LaNorris Sellers is the Gamecocks’ QB1. He knows there’s still work to do
It wasn’t so surprising what Shane Beamer said. More so that he said it.
On Monday night, ahead of a Welcome Home Tour speaking event in Florence, Beamer noted that LaNorris Sellers was the Gamecocks’ starting quarterback coming out of spring.
That doesn’t guarantee that he will start Week One against Old Dominion. It just means, heading into the summer and eventually fall camp, Sellers is QB1 while still competing with Auburn transfer Robby Ashford.
“Yes, if the season started tomorrow, LaNorris would go out there as our starting quarterback,” Beamer told the Florence crowd. “It’s his job to continue to hold onto that job and not take a deep breath, relax and think that he’s arrived.”
The declaration itself isn’t that shocking. Sellers, the backup quarterback last season, won the Gamecocks Offensive Player of the Spring and shined in the Garnet & Black Spring Game, completing 9 of 11 passes and running in a score.
After the spring game, Sellers admitted to the media that he thought he had done enough to become the starting quarterback. And, well, barring a massive ascension by Ashford, he will be.
Sellers was also at the event in Florence on Monday, signing autographs in his hometown before Beamer spoke to the Gamecock Club.
He walked out of the building just as Beamer’s admission of the current starting quarterback began to circulate. The news wasn’t exactly news to Sellers.
Beamer met with all the quarterbacks after spring and told each of them where they stood. Sellers finally heard the words: It was his job to lose.
“It felt good (to hear),” he told The State on Monday. “It’s a dream come true. But there’s still work to do. ... Don’t let it get to my head because I can lose it, too.”
When asked what separated him from the other quarterbacks this spring, Sellers pointed to his knowledge of the system.
Aside from Luke Doty, who is mostly working at wide receiver now, Sellers is the only South Carolina quarterback who was on the roster last season, who had worked with offensive coordinator Dowell Loggains before. Ashford was a transfer from Auburn. Walk-on Davis Beville came in from Oklahoma. And Dante Reno is a true freshman who enrolled at USC in January.

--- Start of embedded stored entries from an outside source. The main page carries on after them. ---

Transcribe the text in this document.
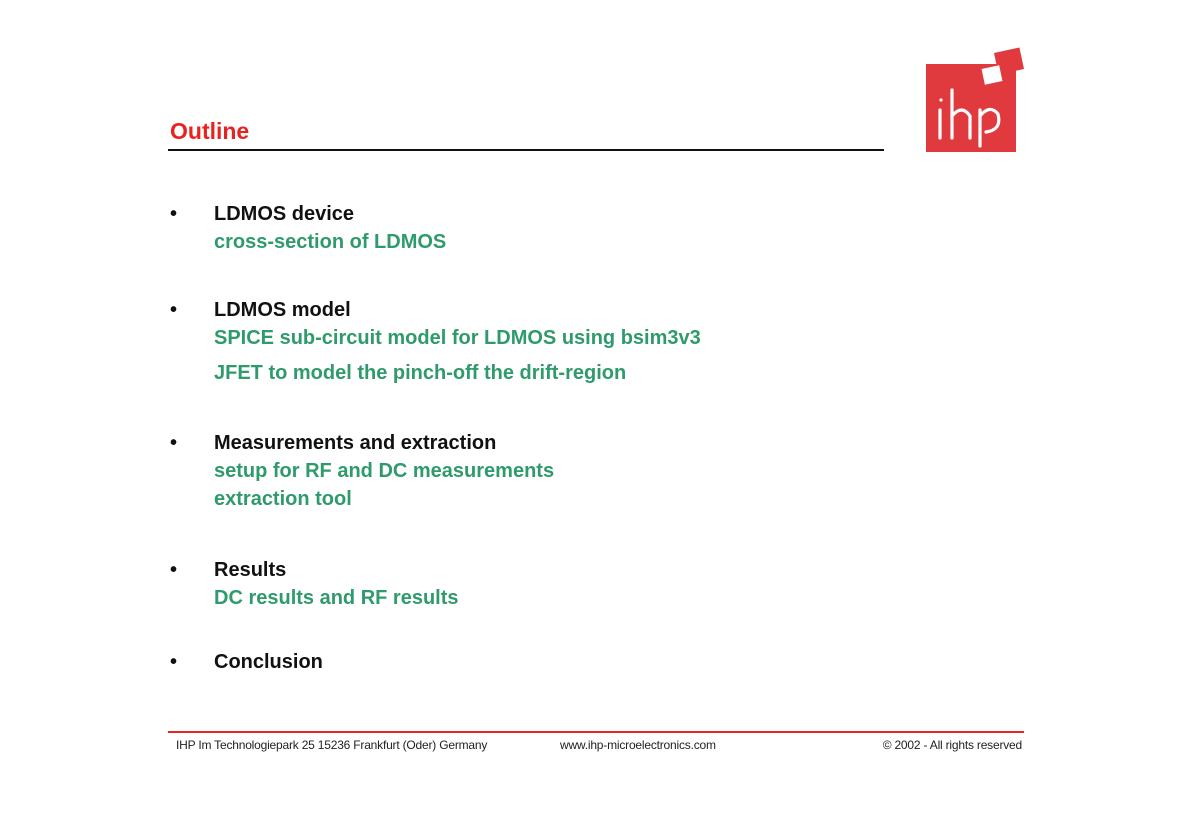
Outline
• LDMOS device
cross-section of LDMOS
• LDMOS model
SPICE sub-circuit model for LDMOS using bsim3v3
JFET to model the pinch-off the drift-region
• Measurements and extraction
setup for RF and DC measurements
extraction tool
• Results
DC results and RF results
• Conclusion
IHP Im Technologiepark 25 15236 Frankfurt (Oder) Germany	www.ihp-microelectronics.com	© 2002 - All rights reserved
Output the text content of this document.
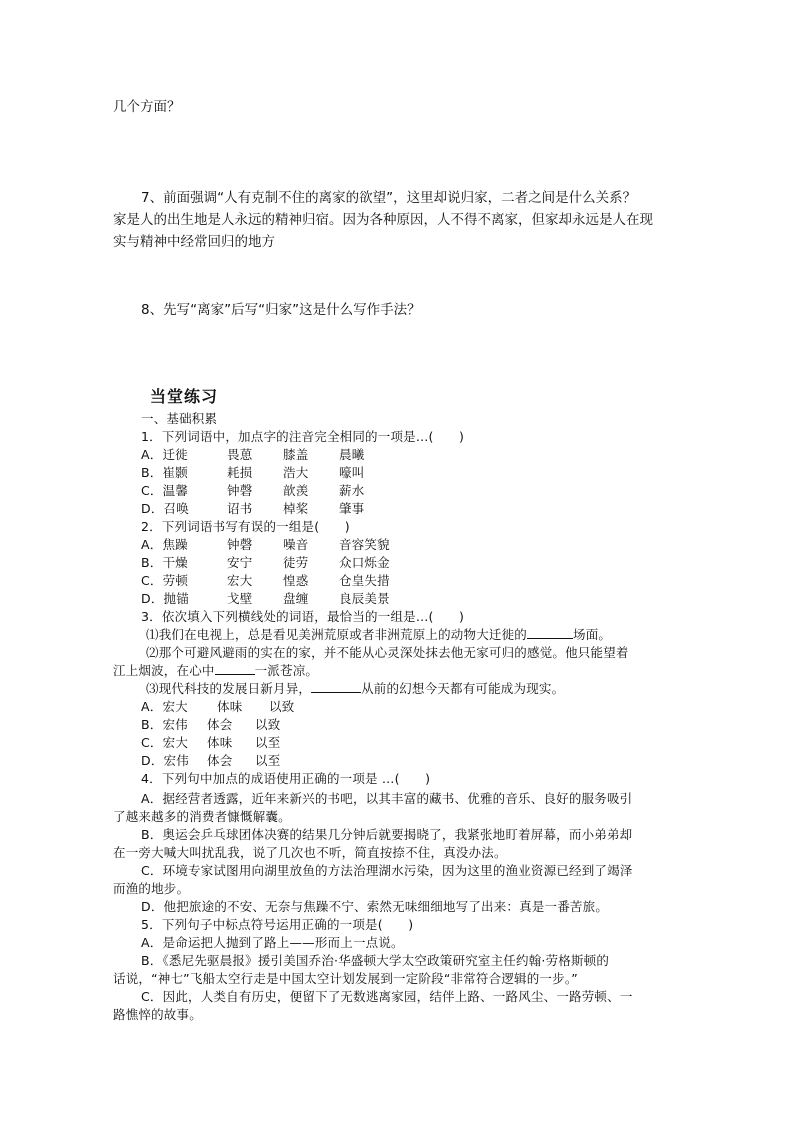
几个方面？
7、前面强调“人有克制不住的离家的欲望”，这里却说归家，二者之间是什么关系？
家是人的出生地是人永远的精神归宿。因为各种原因，人不得不离家，但家却永远是人在现
实与精神中经常回归的地方
8、先写“离家”后写“归家”这是什么写作手法？
当堂练习
一、基础积累
1．下列词语中，加点字的注音完全相同的一项是…(　　)
A．迁徙	畏葸 膝盖 晨曦
B．崔颢	耗损 浩大 嚎叫
C．温馨	钟磬 歆羡 薪水
D．召唤	诏书 棹桨 肇事
2．下列词语书写有误的一组是(　　)
A．焦躁	钟磬 噪音 音容笑貌
B．干燥	安宁 徒劳 众口烁金
C．劳顿	宏大 惶惑 仓皇失措
D．抛锚	戈壁 盘缠 良辰美景
3．依次填入下列横线处的词语，最恰当的一组是…(　　)
⑴我们在电视上，总是看见美洲荒原或者非洲荒原上的动物大迁徙的	场面。
⑵那个可避风避雨的实在的家，并不能从心灵深处抹去他无家可归的感觉。他只能望着
江上烟波，在心中	一派苍凉。
⑶现代科技的发展日新月异，	从前的幻想今天都有可能成为现实。
A．宏大 体味 以致
B．宏伟 体会 以致
C．宏大 体味 以至
D．宏伟 体会 以至
4．下列句中加点的成语使用正确的一项是 …(　　)
A．据经营者透露，近年来新兴的书吧，以其丰富的藏书、优雅的音乐、良好的服务吸引
了越来越多的消费者慷慨解囊。
B．奥运会乒乓球团体决赛的结果几分钟后就要揭晓了，我紧张地盯着屏幕，而小弟弟却
在一旁大喊大叫扰乱我，说了几次也不听，简直按捺不住，真没办法。
C．环境专家试图用向湖里放鱼的方法治理湖水污染，因为这里的渔业资源已经到了竭泽
而渔的地步。
D．他把旅途的不安、无奈与焦躁不宁、索然无味细细地写了出来：真是一番苦旅。
5．下列句子中标点符号运用正确的一项是(　　)
A．是命运把人抛到了路上——形而上一点说。
B．《悉尼先驱晨报》援引美国乔治·华盛顿大学太空政策研究室主任约翰·劳格斯顿的
话说，“神七”飞船太空行走是中国太空计划发展到一定阶段“非常符合逻辑的一步。”
C．因此，人类自有历史，便留下了无数逃离家园，结伴上路、一路风尘、一路劳顿、一
路憔悴的故事。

“I was confident in myself going into the spring,” Sellers said. “Wasn’t really worried about everything else. Was just worried about me getting better. Like, ‘OK, he did something good. He did something good. I’m gonna go do something good.’ Or, ‘He did something bad? OK, learn from his mistakes and don’t make the same mistake.’ ”
From the spring game, two aspects of his game really shined through.
The first: his legs. We’ve seen how the 6-foot-3, 240-pound Sellers can change a game with his legs, bulldozing defenders like he’s made of titanium, but he was superb in the spring game at evading sacks and skirting through holes to gain a first down.
“I felt like (my mentality) wasn’t just take off and run. It was like, just run when you have to not when you (want) to,” Sellers said. “And I was probably a little more antsy than I should’ve been, just because you have a green (non-contact) jersey and you’re not live.”
The other thing that stood out was his decision-making. In the spring game especially, Sellers never made a bad decision. He didn’t try to hit home runs. Just single after single, taking what the defense presented and moving the ball down the field.
Part of that was because Loggains made the offense extra vanilla, not wanting to showcase anything special. But part of that was a concerted effort from Sellers, who had specific goals for the game.
“Protect the ball, do it well, do it under pressure and just have fun,” Sellers said. “Don’t force anything. Don’t put the ball in jeopardy. That was our biggest thing.”
South Carolina’s players have the month of May off, and Sellers said he’ll be going between Florence, Columbia and Greenville. At every place, he’s got a few teammates who he’s ready to hit up and go throw with.
It’s just more effort he’s putting in as he tries to get comfortable with a horde of new receivers on South Carolina’s roster. Starting in January, once everyone got on campus, they had throwing sessions almost every Tuesday and Thursday to build chemistry.
“We did that all the way up through spring ball,” Sellers said. “So during spring ball, we were all pretty much on the same page. Still getting there and there’s some things to work on. But we’re pretty good.”